Qu’est-ce que cette collaboration vous a apporté ? - L’écriture de scénario est un métier en soi. Je peux m’y atteler, mais je prends plus de temps qu’un scénariste pour, espérons, un même résultat. Une fois que nous nous sommes entendu sur la collaboration, Thomas a emmené Noé Debré dans l’aventure. Ça a été une collaboration magnifique : très simple et très directe. J’étais très fier qu’ils soient au générique du film.

L’une des forces du film réside dans la couleur et la pluralité des accents. - Je recherche toujours une grande réalité linguistique – comme dans RUNDSKOP et dans THE DROP. C’est pour cela que je dois dire en français que LE FIDELE est un film flamand – je ne peux pas le dire en néerlandais.

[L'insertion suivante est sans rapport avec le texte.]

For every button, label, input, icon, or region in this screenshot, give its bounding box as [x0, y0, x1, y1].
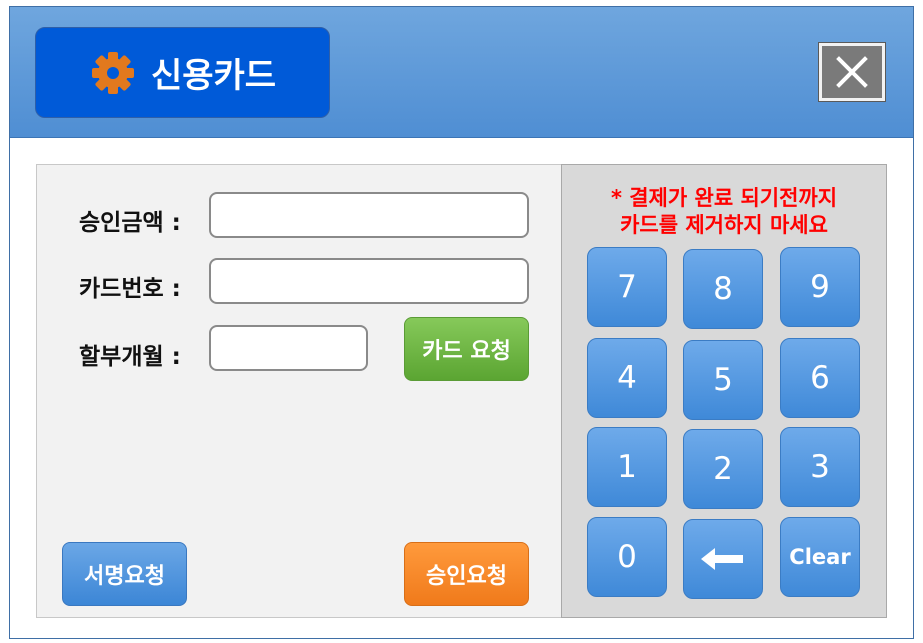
key-5[interactable]: 5	[683, 340, 763, 420]
card-number-input[interactable]	[209, 258, 529, 304]
key-1[interactable]: 1	[587, 427, 667, 507]
backspace-arrow-icon	[701, 548, 743, 570]
card-removal-warning: * 결제가 완료 되기전까지 카드를 제거하지 마세요	[562, 185, 886, 239]
card-request-button[interactable]: 카드 요청	[404, 317, 529, 381]
warning-line-2: 카드를 제거하지 마세요	[620, 213, 828, 237]
warning-line-1: * 결제가 완료 되기전까지	[610, 186, 838, 210]
key-4[interactable]: 4	[587, 338, 667, 418]
page-title: 신용카드	[150, 56, 277, 96]
card-number-label: 카드번호 :	[79, 276, 181, 302]
clear-button[interactable]: Clear	[780, 517, 860, 597]
close-icon	[836, 56, 868, 88]
key-6[interactable]: 6	[780, 338, 860, 418]
key-3[interactable]: 3	[780, 427, 860, 507]
installment-months-input[interactable]	[209, 325, 368, 371]
close-button[interactable]	[818, 42, 886, 102]
approval-amount-label: 승인금액 :	[79, 210, 181, 236]
keypad-panel: * 결제가 완료 되기전까지 카드를 제거하지 마세요 7 8 9 4 5 6 …	[561, 164, 887, 618]
approval-amount-input[interactable]	[209, 192, 529, 238]
header-bar: 신용카드	[10, 7, 913, 138]
credit-card-window: 신용카드 승인금액 : 카드번호 : 할부개월 : 카드 요청 서명요청 승인요…	[9, 6, 914, 639]
approval-request-button[interactable]: 승인요청	[404, 542, 529, 606]
key-0[interactable]: 0	[587, 517, 667, 597]
title-box: 신용카드	[35, 27, 330, 118]
key-2[interactable]: 2	[683, 429, 763, 509]
signature-request-button[interactable]: 서명요청	[62, 542, 187, 606]
key-7[interactable]: 7	[587, 247, 667, 327]
payment-form-panel: 승인금액 : 카드번호 : 할부개월 : 카드 요청 서명요청 승인요청	[36, 164, 562, 618]
key-8[interactable]: 8	[683, 249, 763, 329]
installment-months-label: 할부개월 :	[79, 344, 181, 370]
key-9[interactable]: 9	[780, 247, 860, 327]
gear-icon	[91, 51, 134, 94]
backspace-button[interactable]	[683, 519, 763, 599]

Je suis flamand, mais je suis surtout belge. Le film est inspiré par des criminels et un milieu social qui sont bruxellois, et la réalité de Bruxelles, c’est 90 % des gens qui parlent le français et 10% le néerlandais. C’est la même proportion dans mon film.

Le-Fidele-furyosa

Thomas Bidegain est connu pour ses dialogues, comment avez-vous travaillé cet axe particulier ? - Thomas est parisien, il a donc parfois fallu ajuster les choses. On a eu de super comédiens qui nous ont aussi aidé à affiner les dialogues et on avait un coach de dialecte brusseleir qui faisait attention aux détails. Thomas et Noé avaient conscience de quels étaient les dialogues « très français » qu’il fallait modifier pour qu’ils soient dit dans l’équivalent en « français bruxellois ». Adèle Exarchopoulos est française et vient de Paris, aussi pour devenir une femme bruxelloise son accent était très important. Elle a beaucoup travailler ça et elle a fait un superbe boulot.

Comment présenteriez-vous LE FIDELE ? - À mes yeux le film, le film est le fruit de la rencontre amoureuse entre le polar français et le film noir américain : c’est « le belge noir ».

Comme dans RUNDSKOP et THE DROP, trois thèmes animent LE FIDELE : la famille, l’enfance et l’amour absolu. - J’ai la conviction que l’enfance est une période primordiale. J’ai compris assez récemment que l’on oublie que l’adulte que l’on est est le résultat des choix faits par un enfant. On ne devient pas un jour adulte : on ne décide pas de construire notre personnalité, de choisir qui on est et quel sera notre chemin. Et on ne comprendra l’importance de l’enfance que si on prend conscience de ça. L’enfance est une période fondamentale qui se répercute sur l’âge adulte. L’enfance est la clé de toute chose ; c’est le moment-clé où l’on va créer un monde en paix.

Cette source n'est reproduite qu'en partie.